Destrometorfano o Dossilamina: In seguito a sovradosaggio con destrometorfano o dossilamina possono manifestarsi sintomi come eccitazione, confusione mentale, convulsioni e depressione respiratoria
Il trattamento immediato è essenziale per la gestione del sovradosaggio da paracetamolo. Nonostante la mancanza di sintomi precoci significativi, i pazienti devono urgentemente recarsi all'ospedale per un immediata assistenza medica e qualsiasi paziente che abbia ingerito circa 7,5 g o più di paracetamolo nelle 4 ore precedenti deve sottoporsi a lavanda gastrica.
Può essere necessaria la somministrazione di metionina per via orale o di N-acetilcisteina per via endovenosa, che possono avere un effetto benefico fino ad almeno 48 ore dopo il sovradosaggio. Devono essere disponibili misure di supporto generali.
Se si ha qualsiasi dubbio sull'uso di Vicks Medinait rivolgersi al medico o al farmacista.
Effetti Indesiderati
Come tutti i medicinali, Vicks Medinait può causare effetti indesiderati sebbene non tutte le persone li manifestino.
- Patologie del sistema emolinfopoietico: Molto raramente sono state segnalate gravi alterazioni e riduzioni delle cellule del sangue, come trombocitopenia, agranulocitosi, anemia emolitica, neutropenia, leucopenia, pancitopenia, con l'uso di paracetamolo o dossilamina, ma queste non erano necessariamente correlate causalmente.

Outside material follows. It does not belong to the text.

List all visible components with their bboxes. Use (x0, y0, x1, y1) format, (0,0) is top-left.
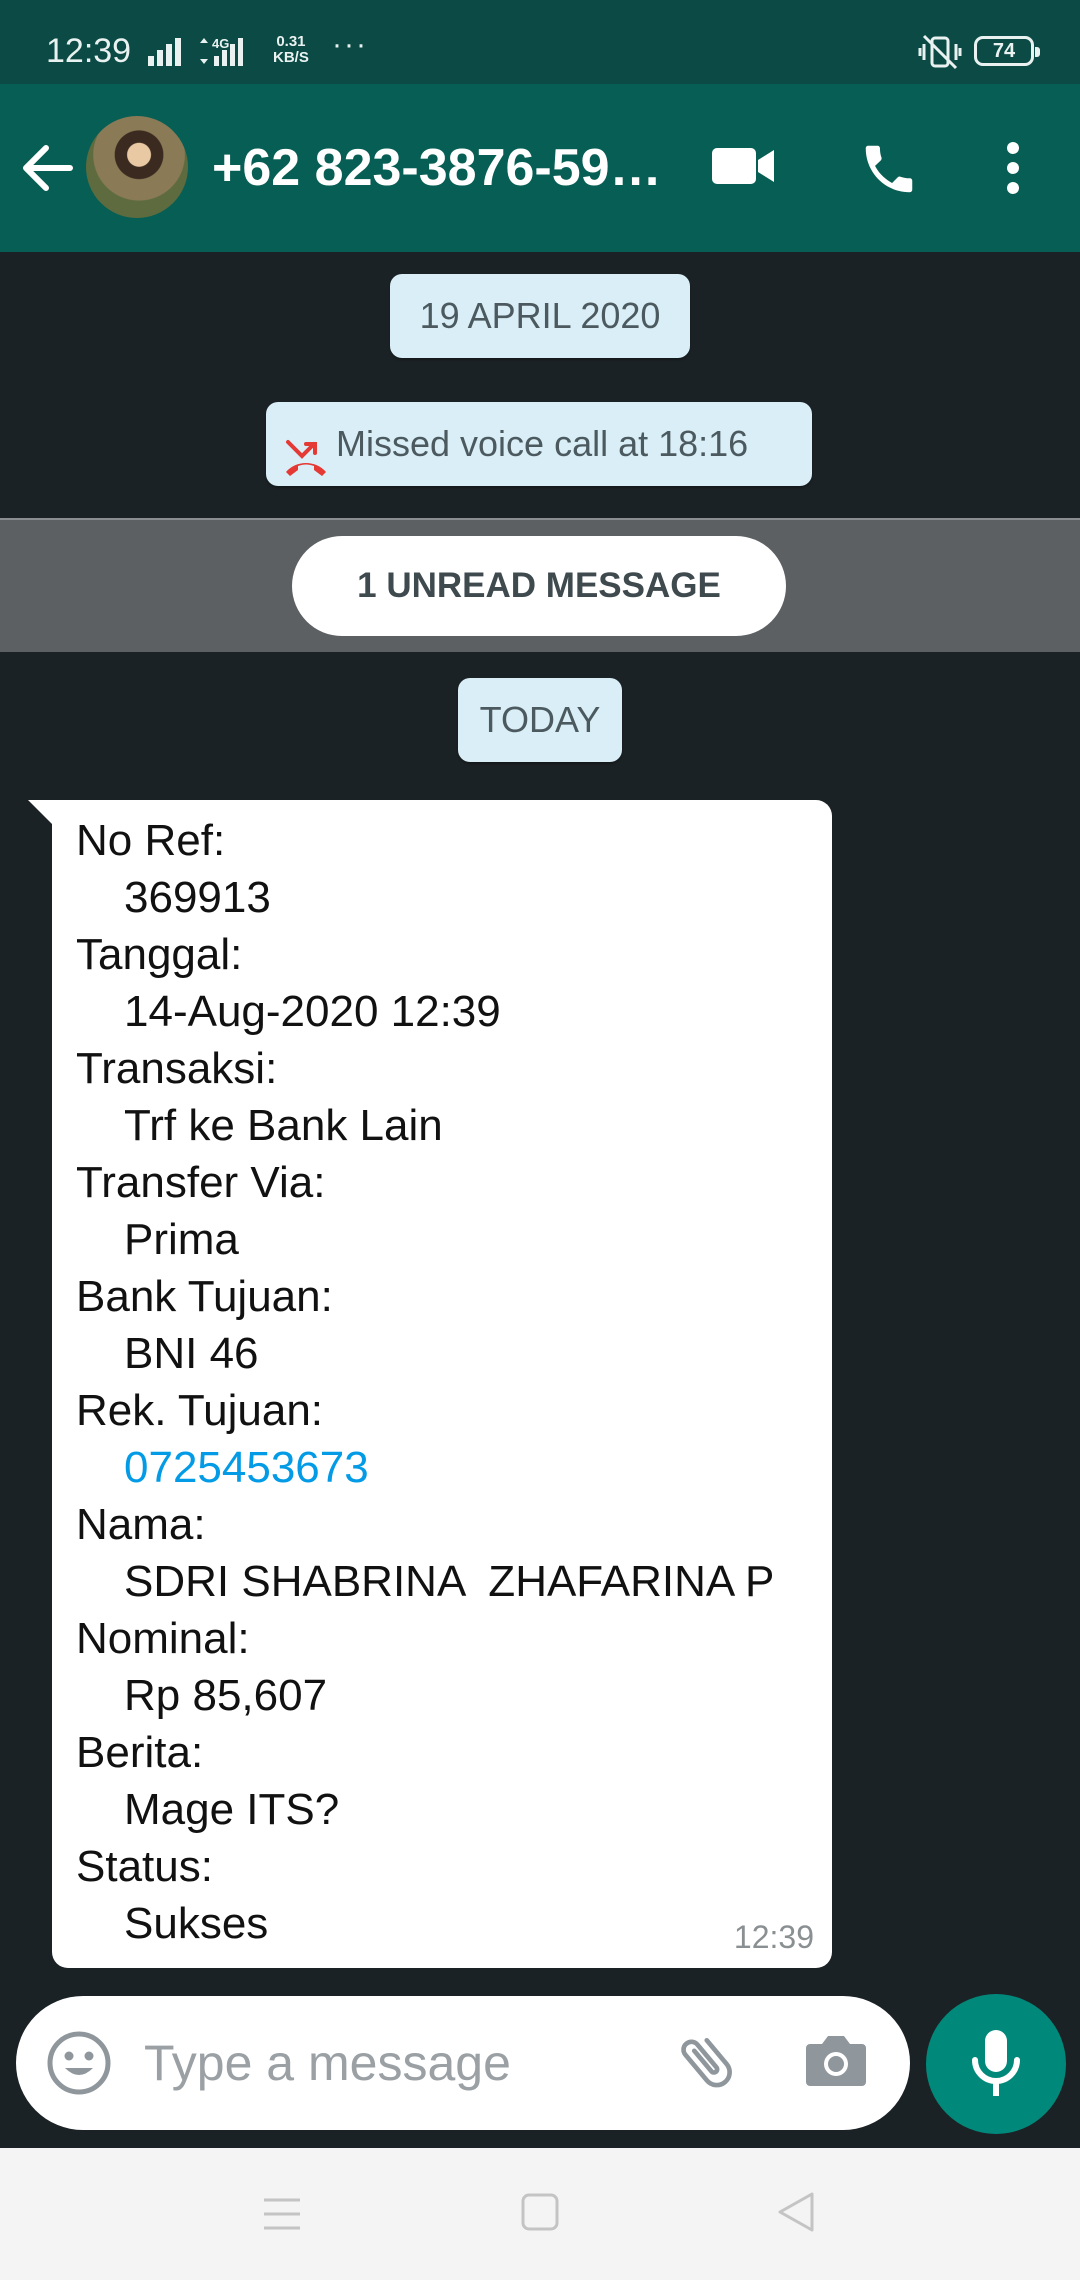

- Disturbi del sistema immunitario: Ci sono rari casi di allergia o reazioni di ipersensibilità con paracetamolo e con dossilamina, incluse eruzioni cutanee, orticaria, anafilassi (grave reazione allergica) e broncospasmo (contrazione dei muscoli dei bronchi). Sono anche state segnalate reazioni di ipersensibilità (reazioni allergiche) quali ad esempio angioedema (gonfiore diffuso), edema della laringe (gonfiore della laringe), shock anafilattico (grave reazione allergica).
- Patologie del sistema nervoso: La sonnolenza è comune con dossilamina e può manifestarsi raramente con destrometorfano. Altri effetti collaterali che sono più comuni con gli antiistaminici come la dossilamina sono mal di testa, visione offuscata e compromissione psicomotoria.
Se si manifesta uno qualsiasi di questi o altri effetti indesiderati, è importante consultare immediatamente il medico o il farmacista.